Managers have more control over efficiency variances than over price variances
True or False?
False | |
Price Variance will be Unfavorable when the actual amount paid is higher than standard. Efficiency variance will be Unfavorable when actual hours/Quantity is higher than standard. Manager's can control internal production but not market prices |
Managers have more control over efficiency variances than over price variances True or False?
True or False: Price and efficiency variances can be computed without using standard costs. True False
True or False: Price and efficiency variances can be computed without using standard costs. a. True b. False True or False: In general, when two users share a facility such as a mailroom, the primary user would prefer that the common costs be allocated under the incremental method. a. True b. False
If investors want to have more control for the price of their order, they should choose mutual fund over ETF True or False ?
In responsibility accounting systems, managers never are held responsible for items over which they have less than absolute control. True or False
True or False? A restriction at the more proximal joint will have a more profound impact on reach area than a restriction at the more distal joint. True False 5. True or False? In a chain with 2 DOF, there are 2 chain configurations that will lead to the same position of the end effector (although 1 of them may not be anatomically possible) True False
True or False? A restriction at the more proximal joint will have a more...

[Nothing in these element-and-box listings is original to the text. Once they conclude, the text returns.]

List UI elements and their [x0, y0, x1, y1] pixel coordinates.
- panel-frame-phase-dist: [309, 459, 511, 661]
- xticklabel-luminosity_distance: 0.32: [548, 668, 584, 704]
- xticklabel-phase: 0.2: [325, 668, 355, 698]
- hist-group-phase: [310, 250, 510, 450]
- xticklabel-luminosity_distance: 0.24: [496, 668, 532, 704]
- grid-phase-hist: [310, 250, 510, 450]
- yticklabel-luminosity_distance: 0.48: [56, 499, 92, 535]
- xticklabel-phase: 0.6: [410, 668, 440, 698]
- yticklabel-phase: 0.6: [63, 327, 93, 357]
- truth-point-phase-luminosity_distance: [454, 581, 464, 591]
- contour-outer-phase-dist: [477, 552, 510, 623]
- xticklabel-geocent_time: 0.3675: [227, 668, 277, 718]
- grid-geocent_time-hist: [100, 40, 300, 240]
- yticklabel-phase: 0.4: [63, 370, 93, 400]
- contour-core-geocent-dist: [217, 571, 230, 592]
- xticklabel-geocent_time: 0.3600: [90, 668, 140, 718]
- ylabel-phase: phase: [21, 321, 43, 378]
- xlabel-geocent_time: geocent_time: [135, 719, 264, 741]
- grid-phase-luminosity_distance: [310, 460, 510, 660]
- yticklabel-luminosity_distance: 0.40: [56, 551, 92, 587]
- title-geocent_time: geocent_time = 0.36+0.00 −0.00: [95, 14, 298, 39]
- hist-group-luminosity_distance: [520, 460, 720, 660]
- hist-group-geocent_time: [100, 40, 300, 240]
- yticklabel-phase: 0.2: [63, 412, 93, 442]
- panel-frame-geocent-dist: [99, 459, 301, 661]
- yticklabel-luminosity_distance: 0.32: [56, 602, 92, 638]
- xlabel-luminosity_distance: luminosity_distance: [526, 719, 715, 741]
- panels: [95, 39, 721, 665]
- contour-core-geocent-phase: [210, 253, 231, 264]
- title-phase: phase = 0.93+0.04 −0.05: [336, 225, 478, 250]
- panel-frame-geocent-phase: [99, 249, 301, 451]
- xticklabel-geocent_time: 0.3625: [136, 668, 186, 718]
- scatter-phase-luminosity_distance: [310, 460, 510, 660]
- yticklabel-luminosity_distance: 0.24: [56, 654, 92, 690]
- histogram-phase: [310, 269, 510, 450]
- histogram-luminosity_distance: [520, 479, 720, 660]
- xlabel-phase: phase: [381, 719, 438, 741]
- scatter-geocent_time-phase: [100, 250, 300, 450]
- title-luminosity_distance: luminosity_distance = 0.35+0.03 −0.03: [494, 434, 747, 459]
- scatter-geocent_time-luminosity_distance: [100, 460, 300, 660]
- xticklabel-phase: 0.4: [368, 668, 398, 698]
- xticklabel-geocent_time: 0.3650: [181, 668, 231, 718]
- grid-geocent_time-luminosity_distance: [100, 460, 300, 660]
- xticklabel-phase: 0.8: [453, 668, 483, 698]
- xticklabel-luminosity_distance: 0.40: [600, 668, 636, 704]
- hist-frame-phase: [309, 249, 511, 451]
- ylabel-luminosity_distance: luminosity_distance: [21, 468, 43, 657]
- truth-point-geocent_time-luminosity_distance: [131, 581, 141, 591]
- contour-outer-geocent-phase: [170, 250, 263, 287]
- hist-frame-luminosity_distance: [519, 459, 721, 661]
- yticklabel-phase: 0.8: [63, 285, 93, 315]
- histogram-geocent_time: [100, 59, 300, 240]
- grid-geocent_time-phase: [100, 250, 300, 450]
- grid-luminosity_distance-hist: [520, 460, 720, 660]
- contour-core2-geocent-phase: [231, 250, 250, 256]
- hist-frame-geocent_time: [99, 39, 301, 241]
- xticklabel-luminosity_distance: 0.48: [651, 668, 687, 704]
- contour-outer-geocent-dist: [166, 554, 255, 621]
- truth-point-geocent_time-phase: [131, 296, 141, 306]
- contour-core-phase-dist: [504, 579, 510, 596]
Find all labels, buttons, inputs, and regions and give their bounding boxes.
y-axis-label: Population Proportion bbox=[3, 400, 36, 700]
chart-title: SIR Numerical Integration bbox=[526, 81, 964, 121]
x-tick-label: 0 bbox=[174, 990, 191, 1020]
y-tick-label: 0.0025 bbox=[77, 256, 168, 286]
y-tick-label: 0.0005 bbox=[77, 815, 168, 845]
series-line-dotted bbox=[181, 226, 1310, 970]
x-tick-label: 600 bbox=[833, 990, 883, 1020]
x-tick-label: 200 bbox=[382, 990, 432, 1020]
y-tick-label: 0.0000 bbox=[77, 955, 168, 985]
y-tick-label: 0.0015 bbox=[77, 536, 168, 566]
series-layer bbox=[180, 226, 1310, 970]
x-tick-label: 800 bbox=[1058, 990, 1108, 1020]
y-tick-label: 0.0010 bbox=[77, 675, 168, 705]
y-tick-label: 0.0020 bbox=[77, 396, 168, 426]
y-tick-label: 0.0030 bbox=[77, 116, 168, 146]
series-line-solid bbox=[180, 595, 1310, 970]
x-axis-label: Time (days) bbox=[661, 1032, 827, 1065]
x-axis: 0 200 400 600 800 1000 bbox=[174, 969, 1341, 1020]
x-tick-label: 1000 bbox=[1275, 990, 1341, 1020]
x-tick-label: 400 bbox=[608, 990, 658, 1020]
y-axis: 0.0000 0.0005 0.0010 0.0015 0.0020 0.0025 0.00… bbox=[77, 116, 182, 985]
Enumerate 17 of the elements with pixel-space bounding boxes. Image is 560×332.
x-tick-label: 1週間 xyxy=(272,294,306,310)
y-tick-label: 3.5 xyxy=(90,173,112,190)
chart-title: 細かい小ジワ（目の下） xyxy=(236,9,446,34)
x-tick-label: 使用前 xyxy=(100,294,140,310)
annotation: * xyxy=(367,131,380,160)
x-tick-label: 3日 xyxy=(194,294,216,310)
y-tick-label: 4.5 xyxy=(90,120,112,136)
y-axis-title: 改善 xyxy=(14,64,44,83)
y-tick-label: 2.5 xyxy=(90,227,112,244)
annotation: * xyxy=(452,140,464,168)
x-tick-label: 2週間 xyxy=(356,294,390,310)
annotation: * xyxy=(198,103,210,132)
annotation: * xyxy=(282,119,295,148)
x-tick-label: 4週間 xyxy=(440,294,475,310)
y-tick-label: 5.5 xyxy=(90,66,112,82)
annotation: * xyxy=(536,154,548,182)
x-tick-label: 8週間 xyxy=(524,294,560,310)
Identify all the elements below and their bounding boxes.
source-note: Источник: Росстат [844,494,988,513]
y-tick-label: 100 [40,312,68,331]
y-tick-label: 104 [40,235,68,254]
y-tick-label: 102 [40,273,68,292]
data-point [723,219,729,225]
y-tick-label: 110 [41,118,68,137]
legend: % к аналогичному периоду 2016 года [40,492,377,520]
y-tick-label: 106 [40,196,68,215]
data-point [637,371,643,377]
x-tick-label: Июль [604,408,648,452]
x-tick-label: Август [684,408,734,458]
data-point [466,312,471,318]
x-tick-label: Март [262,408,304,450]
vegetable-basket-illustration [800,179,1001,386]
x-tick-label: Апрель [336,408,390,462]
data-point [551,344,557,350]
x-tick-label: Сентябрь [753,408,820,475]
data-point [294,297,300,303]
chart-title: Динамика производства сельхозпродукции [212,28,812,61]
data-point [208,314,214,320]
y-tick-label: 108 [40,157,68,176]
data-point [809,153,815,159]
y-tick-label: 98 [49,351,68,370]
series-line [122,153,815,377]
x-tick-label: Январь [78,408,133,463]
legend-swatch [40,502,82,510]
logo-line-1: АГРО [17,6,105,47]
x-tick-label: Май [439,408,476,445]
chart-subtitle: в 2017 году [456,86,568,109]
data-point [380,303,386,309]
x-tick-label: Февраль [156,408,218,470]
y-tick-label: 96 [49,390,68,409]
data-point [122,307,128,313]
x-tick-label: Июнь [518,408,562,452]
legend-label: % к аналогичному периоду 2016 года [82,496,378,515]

The perfectly competitive outcome results in more output and less efficiency than the monopolist outcome. True False
QUESTION 14 Corporate governance is the process by which managers of an organization exert control over and require accountability for resources entrusted to the organization True False
QUESTION 14 Corporate governance is the process by which managers of an organization exert control over and require accountability for resources entrusted to the organization True False
Explain price, efficiency, intensity, and volume variances. What do they measure and what impact does the manager have on this aspect of financial operations? How do managers determine which variances should be investigated? Explain the purpose of financial ratios and what issues should be considered when using them for comparing organizations? Explain the purpose and difference types of benchmarking.
True or False A relation may have more than one secondary index.